The results of the CREST (Carotid Revascularization Endarterectomy versus Stenting Trial) study are in.

In the final analysis, stent-assisted carotid angioplasty (CAS) proved equal to carotid endarterectomy (CEA) in stroke prevention for patients with carotid-artery stenosis.

A research team led by Thomas Brott, MD, of the Jacksonville, FL Mayo Clinic and Rutgers New Jersey Medical School (Rutgers NJMS) “did not find a significant difference between patients who underwent stenting and those who underwent endarterectomy” with regard to subsequent stroke, myocardial infarction, or death.

Writing about their sprawling long-term study in the New England Journal of Medicine, the team said 2,502 men and women with carotid artery disease were recruited, treated and evaluated every six months over a ten year period.

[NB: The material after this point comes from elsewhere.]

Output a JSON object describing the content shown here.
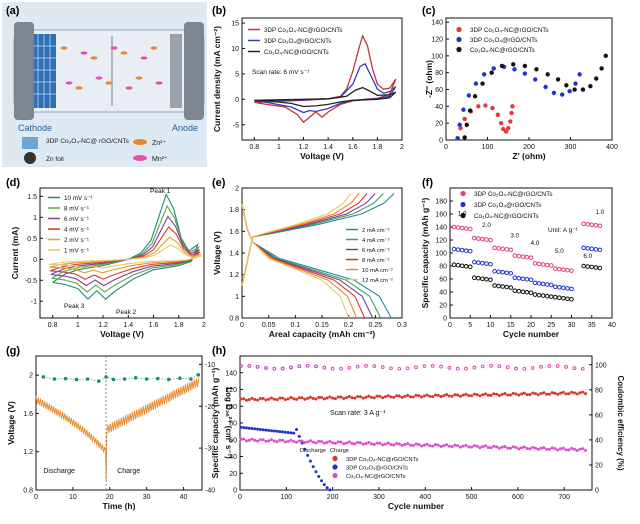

The research was done at 117 sites in the US and Canada and was coordinated by Rutgers NJMS.

Patients were designated as symptomatic or asymptomatic and randomized to stenting or endarterectomy. The resulting patient data analyzed at the University of Alabama at Birmingham showed a post-procedural stroke risk of about 7 percent for all patients no matter which procedure was employed.

“This very low rate shows these procedures are safe and are also very durable in preventing stroke” said Brott. Comparisons at ten years for re-stenosis were about 1 percent per year for each either stenting or surgery. The benefit was constant across age and gender as well as for the symptomatic and asymptomatic group.